The Whitworth Gallery, Manchester: opening up landscapes; from factories and film to far away places

Art has the power to unlock new experiences; and that is certainly celebrated in a number of installations in the Whitworth Art Gallery right now. Some of the most recent include work by  Ben Rivers and Nico Vascellari, opening up film as a way of engaging with landscape artistically… and to the extreme. Then there’s a collection of textiles designed by Tibor Reich – highlighting that even factories and industry can create impressive art. Be prepared to get inside wooden film sets and to wander through enchanted forests thick with mysterious music…

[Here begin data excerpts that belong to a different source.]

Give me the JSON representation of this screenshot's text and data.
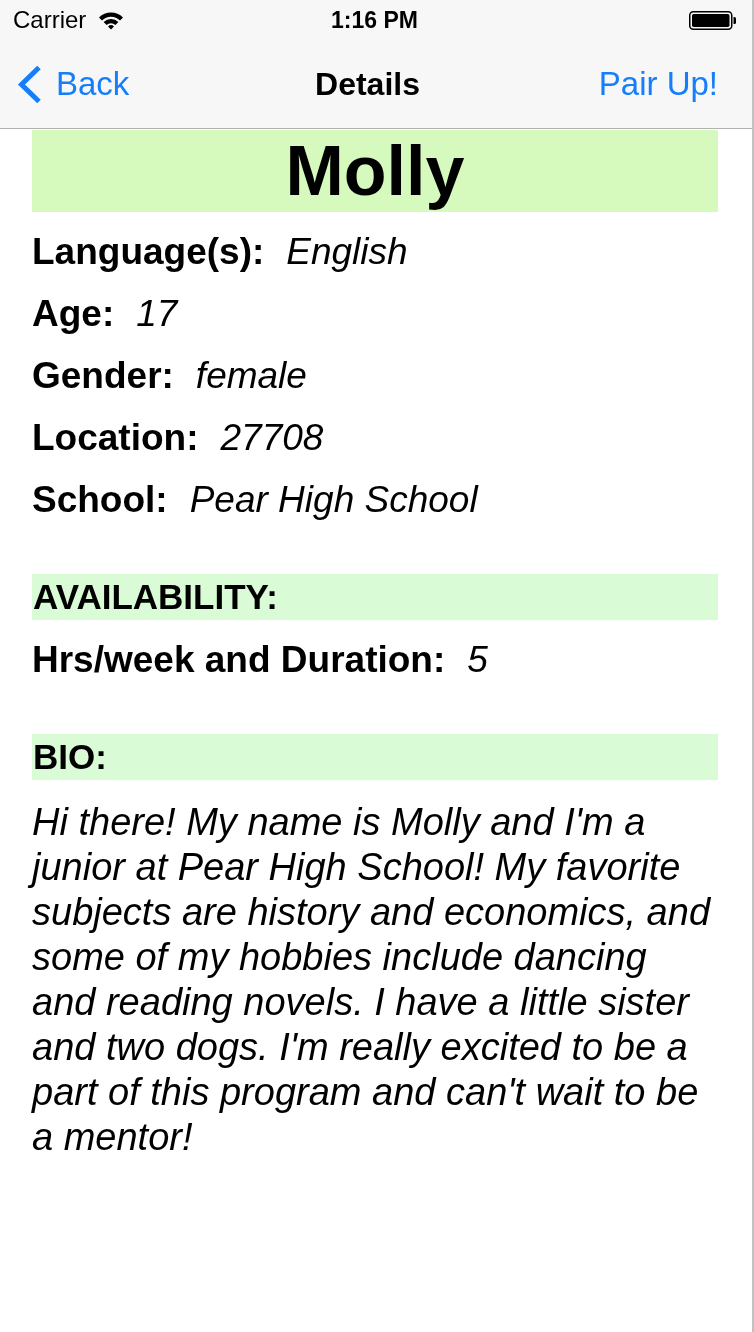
{
  "status_bar": {
    "carrier": "Carrier",
    "time": "1:16 PM"
  },
  "nav_bar": {
    "back": "Back",
    "title": "Details",
    "action": "Pair Up!"
  },
  "profile": {
    "name": "Molly",
    "fields": [
      {
        "label": "Language(s):",
        "value": "English"
      },
      {
        "label": "Age:",
        "value": "17"
      },
      {
        "label": "Gender:",
        "value": "female"
      },
      {
        "label": "Location:",
        "value": "27708"
      },
      {
        "label": "School:",
        "value": "Pear High School"
      }
    ]
  },
  "sections": [
    {
      "kind": "fields",
      "heading": "AVAILABILITY:",
      "fields": [
        {
          "label": "Hrs/week and Duration:",
          "value": "5"
        }
      ]
    },
    {
      "kind": "text",
      "heading": "BIO:",
      "text": "Hi there! My name is Molly and I'm a junior at Pear High School! My favorite subjects are history and economics, and some of my hobbies include dancing and reading novels. I have a little sister and two dogs. I'm really excited to be a part of this program and can't wait to be a mentor!"
    }
  ]
}
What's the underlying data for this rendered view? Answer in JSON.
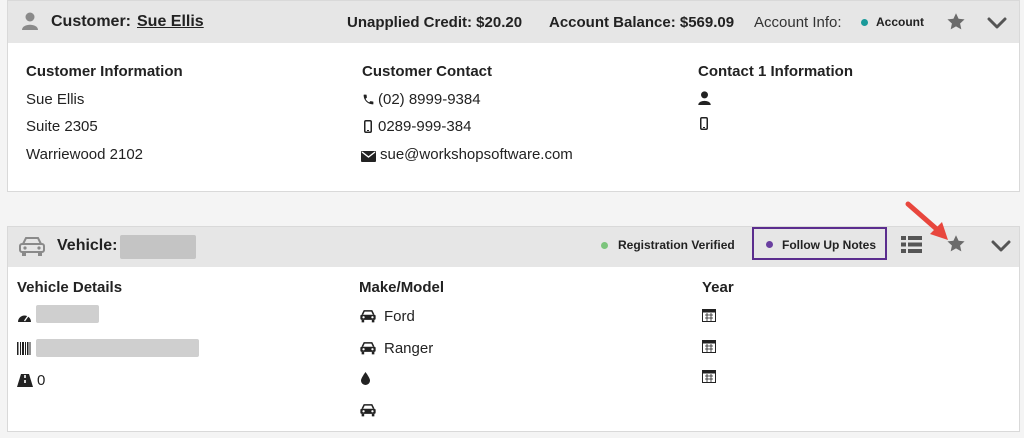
{
  "customer": {
    "label": "Customer:",
    "name": "Sue Ellis",
    "unapplied_credit": "Unapplied Credit: $20.20",
    "account_balance": "Account Balance: $569.09",
    "account_info_label": "Account Info:",
    "account_badge": "Account",
    "sections": {
      "info_title": "Customer Information",
      "contact_title": "Customer Contact",
      "contact1_title": "Contact 1 Information"
    },
    "info": [
      "Sue Ellis",
      "Suite 2305",
      "Warriewood 2102"
    ],
    "contact": {
      "phone": "(02) 8999-9384",
      "mobile": "0289-999-384",
      "email": "sue@workshopsoftware.com"
    }
  },
  "vehicle": {
    "label": "Vehicle:",
    "registration_badge": "Registration Verified",
    "follow_up": "Follow Up Notes",
    "sections": {
      "details_title": "Vehicle Details",
      "make_model_title": "Make/Model",
      "year_title": "Year"
    },
    "odometer": "0",
    "make": "Ford",
    "model": "Ranger"
  },
  "colors": {
    "account_dot": "#1a9a9a",
    "registration_dot": "#7cc47c",
    "follow_up_dot": "#6a3fa0",
    "follow_up_border": "#5b2d8e",
    "arrow": "#e8463d",
    "icon_gray": "#6b6b6b"
  }
}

 Given that the Manchester Film Festival is due to start in March, the art at the Whitworth Gallery could be seen as especially relevant, right now. The visuals of video combine with ambitious exhibitions – as this is work which really gets the audience involved directly, through a range of film content.

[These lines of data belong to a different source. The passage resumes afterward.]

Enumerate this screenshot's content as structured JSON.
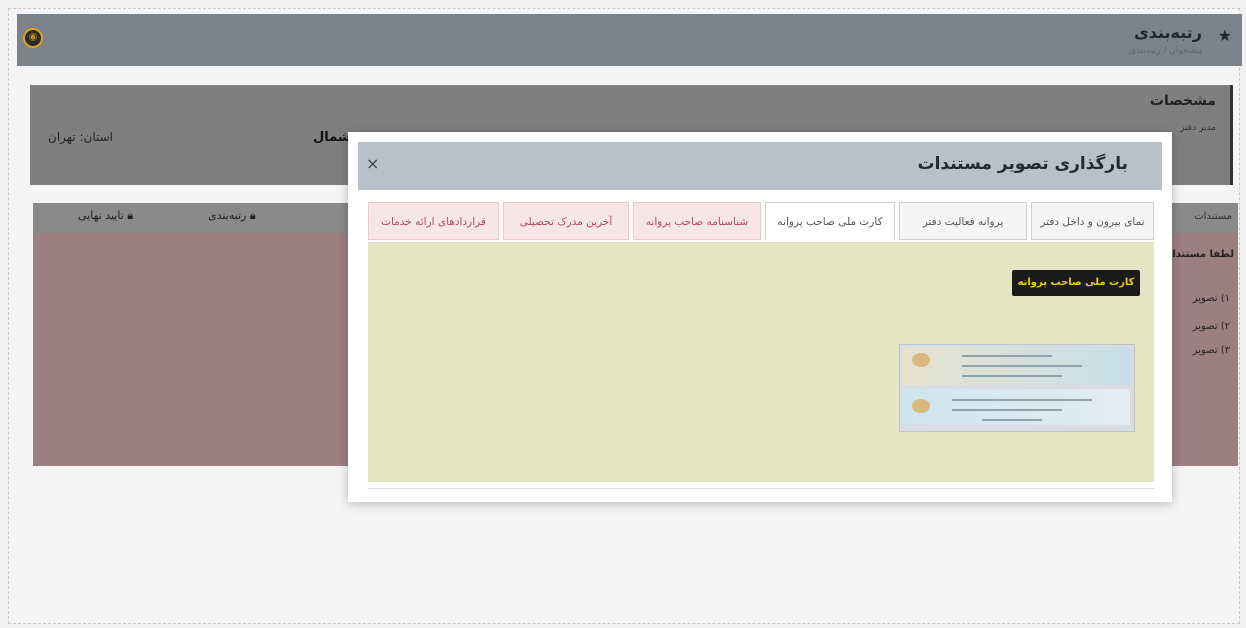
{
  "topbar": {
    "title": "رتبه‌بندی",
    "subtitle": "پیشخوان / رتبه‌بندی",
    "logo_glyph": "⑥"
  },
  "spec_card": {
    "title": "مشخصات",
    "subtitle": "مدیر دفتر",
    "province_label": "استان:",
    "province_value": "تهران",
    "district_value": "شمال"
  },
  "actions": {
    "final_approve": "تایید نهایی",
    "ranking": "رتبه‌بندی",
    "partial_left": "...",
    "partial_right": "مستندات"
  },
  "info": {
    "heading": "لطفا مستندات",
    "items": [
      "۱) تصویر",
      "۲) تصویر",
      "۳) تصویر"
    ]
  },
  "modal": {
    "title": "بارگذاری تصویر مستندات",
    "close_icon": "×",
    "tabs": [
      {
        "label": "نمای بیرون و داخل دفتر",
        "style": "normal"
      },
      {
        "label": "پروانه فعالیت دفتر",
        "style": "normal"
      },
      {
        "label": "کارت ملی صاحب پروانه",
        "style": "active"
      },
      {
        "label": "شناسنامه صاحب پروانه",
        "style": "pink"
      },
      {
        "label": "آخرین مدرک تحصیلی",
        "style": "pink"
      },
      {
        "label": "قراردادهای ارائه خدمات",
        "style": "pink"
      }
    ],
    "tooltip": "کارت ملی صاحب پروانه",
    "image_alt": "تصویر کارت ملی"
  },
  "colors": {
    "overlay_gray": "#7d838a",
    "modal_header": "#b8c0c8",
    "content_bg": "#e4e5c3",
    "tooltip_text": "#e8d200",
    "pink_tab": "#b04a5a"
  }
}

 Take artist and filmmaker Ben Rivers’ latest project, ‘The Two Eyes Are Not Brothers’, which went on display at the Whitworth on the 25th February.  Within this, part of the gallery has literally been ‘taken over’ by unique viewing spaces Rivers has created for audiences to watch a series of short films.  From the outside they are sight to behold, ramshackle wooden pods built from old film set material, gathered to forge a new way we appreciate place and space. Whilst they may seem alienating on the outside, a wander within provides the intimacy of a film series; putting together a raw short story of a man travelling through the Moroccan desert. Sit in one pod and watch a man almost dancing in the sand, go and sit in another and see scenes suggesting conflict. It is an unnerving experience which puts us face-to-face with another culture.  Rivers’ art could be seen as that of playing with the line between fiction and reality, film and footage - and it turns part of the main Whitworth Gallery from viewing space into enchanted place.

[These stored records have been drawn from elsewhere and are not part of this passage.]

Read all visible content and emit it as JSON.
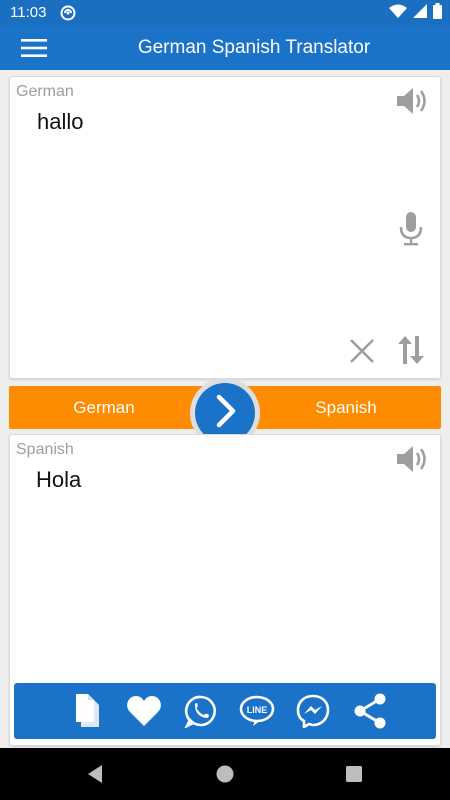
{
  "status_bar": {
    "time": "11:03",
    "icons": [
      "sync-icon",
      "wifi-icon",
      "signal-icon",
      "battery-icon"
    ]
  },
  "app_bar": {
    "title": "German Spanish Translator",
    "menu_icon": "hamburger-menu-icon"
  },
  "source": {
    "language": "German",
    "text": "hallo",
    "icons": [
      "speaker-icon",
      "microphone-icon",
      "clear-icon",
      "swap-vertical-icon"
    ]
  },
  "language_bar": {
    "from": "German",
    "to": "Spanish",
    "translate_icon": "chevron-right-icon"
  },
  "target": {
    "language": "Spanish",
    "text": "Hola",
    "icons": [
      "speaker-icon"
    ]
  },
  "share_bar": {
    "items": [
      "copy-icon",
      "favorite-icon",
      "whatsapp-icon",
      "line-icon",
      "messenger-icon",
      "share-icon"
    ]
  },
  "nav_bar": {
    "items": [
      "back-icon",
      "home-icon",
      "recents-icon"
    ]
  },
  "colors": {
    "primary": "#1a73c9",
    "status_bar": "#1a6fc0",
    "accent": "#ff8c00",
    "icon_gray": "#9e9e9e"
  }
}
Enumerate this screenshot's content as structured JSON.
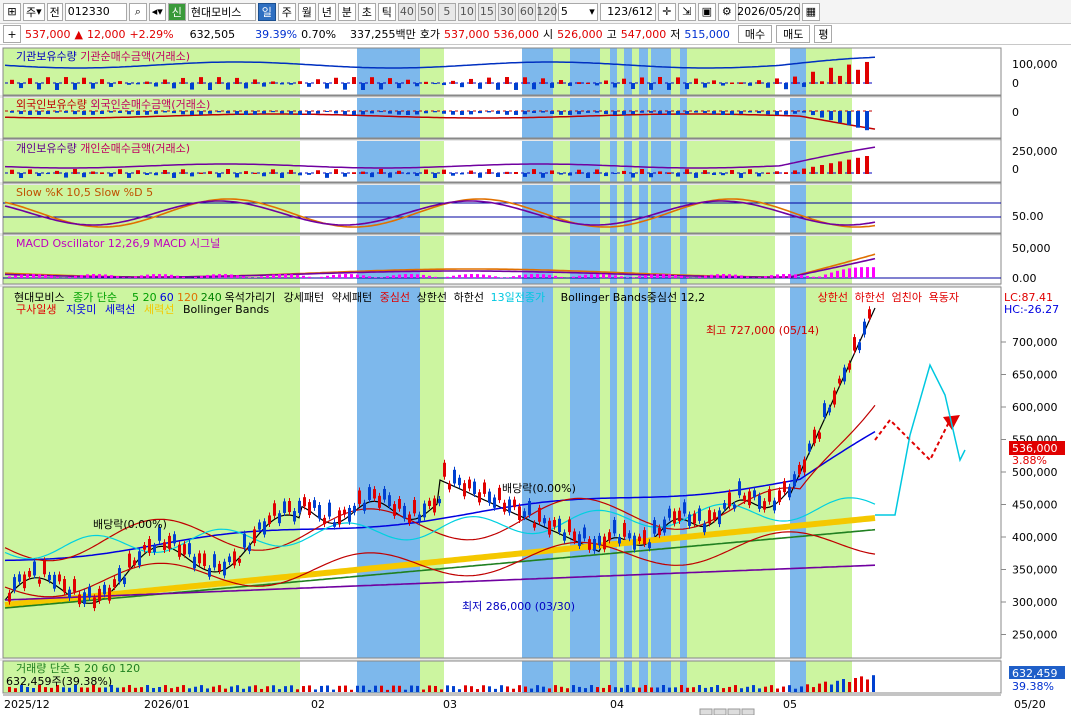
{
  "toolbar": {
    "period_type": "주",
    "prev_label": "전",
    "stock_code": "012330",
    "stock_badge": "신",
    "stock_name": "현대모비스",
    "periods": [
      "일",
      "주",
      "월",
      "년",
      "분",
      "초",
      "틱"
    ],
    "active_period": "일",
    "intervals": [
      "40",
      "50",
      "5",
      "10",
      "15",
      "30",
      "60",
      "120"
    ],
    "interval_value": "5",
    "page_counter": "123/612",
    "date": "2026/05/20"
  },
  "quote": {
    "price": "537,000",
    "change_arrow": "▲",
    "change": "12,000",
    "change_pct": "+2.29%",
    "volume": "632,505",
    "volume_ratio": "39.39%",
    "turnover_pct": "0.70%",
    "amount": "337,255백만",
    "ask_label": "호가",
    "ask": "537,000",
    "bid": "536,000",
    "open_label": "시",
    "open": "526,000",
    "high_label": "고",
    "high": "547,000",
    "low_label": "저",
    "low": "515,000",
    "buy_button": "매수",
    "sell_button": "매도",
    "eval_button": "평"
  },
  "panels": {
    "inst_title": [
      "기관보유수량",
      "기관순매수금액(거래소)"
    ],
    "inst_axis": [
      "100,000",
      "0"
    ],
    "foreign_title": [
      "외국인보유수량",
      "외국인순매수금액(거래소)"
    ],
    "foreign_axis": [
      "0"
    ],
    "indiv_title": [
      "개인보유수량",
      "개인순매수금액(거래소)"
    ],
    "indiv_axis": [
      "250,000",
      "0"
    ],
    "stoch_title": "Slow %K 10,5  Slow %D 5",
    "stoch_axis": [
      "50.00"
    ],
    "macd_title": "MACD Oscillator 12,26,9  MACD  시그널",
    "macd_axis": [
      "50,000",
      "0.00"
    ],
    "volume_title": "거래량  단순  5  20  60  120",
    "volume_value": "632,459주(39.38%)",
    "volume_axis_value": "632,459",
    "volume_axis_pct": "39.38%"
  },
  "main_legend": {
    "line1": [
      "현대모비스",
      "종가 단순",
      "5",
      "20",
      "60",
      "120",
      "240",
      "옥석가리기",
      "강세패턴",
      "약세패턴",
      "중심선",
      "상한선",
      "하한선",
      "13일전종가",
      "Bollinger Bands중심선 12,2",
      "상한선",
      "하한선",
      "엄친아",
      "욕동자"
    ],
    "line2": [
      "구사일생",
      "지옷미",
      "세력선",
      "세력선",
      "Bollinger Bands"
    ],
    "lc": "LC:87.41",
    "hc": "HC:-26.27"
  },
  "price_axis": [
    "700,000",
    "650,000",
    "600,000",
    "550,000",
    "500,000",
    "450,000",
    "400,000",
    "350,000",
    "300,000",
    "250,000"
  ],
  "current_price_tag": "536,000",
  "current_pct_tag": "3.88%",
  "annotations": {
    "high": "최고 727,000 (05/14)",
    "low": "최저 286,000 (03/30)",
    "dividend1": "배당락(0.00%)",
    "dividend2": "배당락(0.00%)"
  },
  "x_axis": [
    "2025/12",
    "2026/01",
    "02",
    "03",
    "04",
    "05",
    "05/20"
  ],
  "colors": {
    "green_band": "#ccf5a0",
    "blue_band": "#7db8ec",
    "up": "#e00000",
    "down": "#0040d0",
    "thick_ma": "#f5c800"
  }
}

Also opening on the 25th February was Nico Vascellari’s exhibition in the appropriately titled ‘landscape gallery’. The setting seems ideally dramatic – as to enter it you first walk past the full-length windows looking out onto Manchester’s own  Whitworth Park and gardens, before immersing yourself in a whole different side of nature altogether: Bus de la Lum. Here the artist has recreated the 'hole of light', the term often-used to describe an area of woodland on the Cansiglio Plateau, near the Northern Italian Prealps. Yet  this interactive exhibition seems to showcase the 'Jekyll and Hyde' of scenery: there is another side to this forest scene. Why?  Vascellari has also turned gallery into a gateway, or, more specifically, Darvaza (aka ‘Door to Hell'); a notorious cratered area in the Turkmenistan Desert. He links the two settings through the recorded soundscape - as these are both places crossed by culture and crossed by war; something the viewer grows to realise through walking round and feeling immersed.



 Allowing audiences to go from one culture to be immersed in another takes real skill – something Vascellari manages through linking standing installations of  patterned panels, glowing light and room to walk round and observe. The added layer of a soundtrack created collaboratively with Ghédalia Tazartèsln, a Turkish-born musician, contributes to the flair of the work.





Both the February features show how Manchester and the Whitworth are at the forefront of the modern artistic experience – changing not  just the content of art, but the character of gallery spaces themselves. In this light, the Whitworth’s many years of refurbishment appears well-considered; as this is artwork which celebrates the ability to change place, not just a different artistic phase or ‘face’. Another example of the gallery embracing changing places, is the ‘place’ of textiles in this city over time. Manchester is a city famed for its connections to textiles from the industrial revolution, yet it is Tibor Reich’s recent exhibition in the Whitworth which shows how Manchester is home to modernity in this material too. Reich was responsible for introducing interest and intensity to post-war textiles; with some beautiful colours and patterns covering the upstairs gallery.  Although Reich was born in Hungary and worked largely in London,  that his centenary exhibition is being held in Manchester shows that this is a place recognised for being at the cutting-edge of creativity. There are paintings, ceramics, photography and sketches too – so do get down to the Whitworth when you can!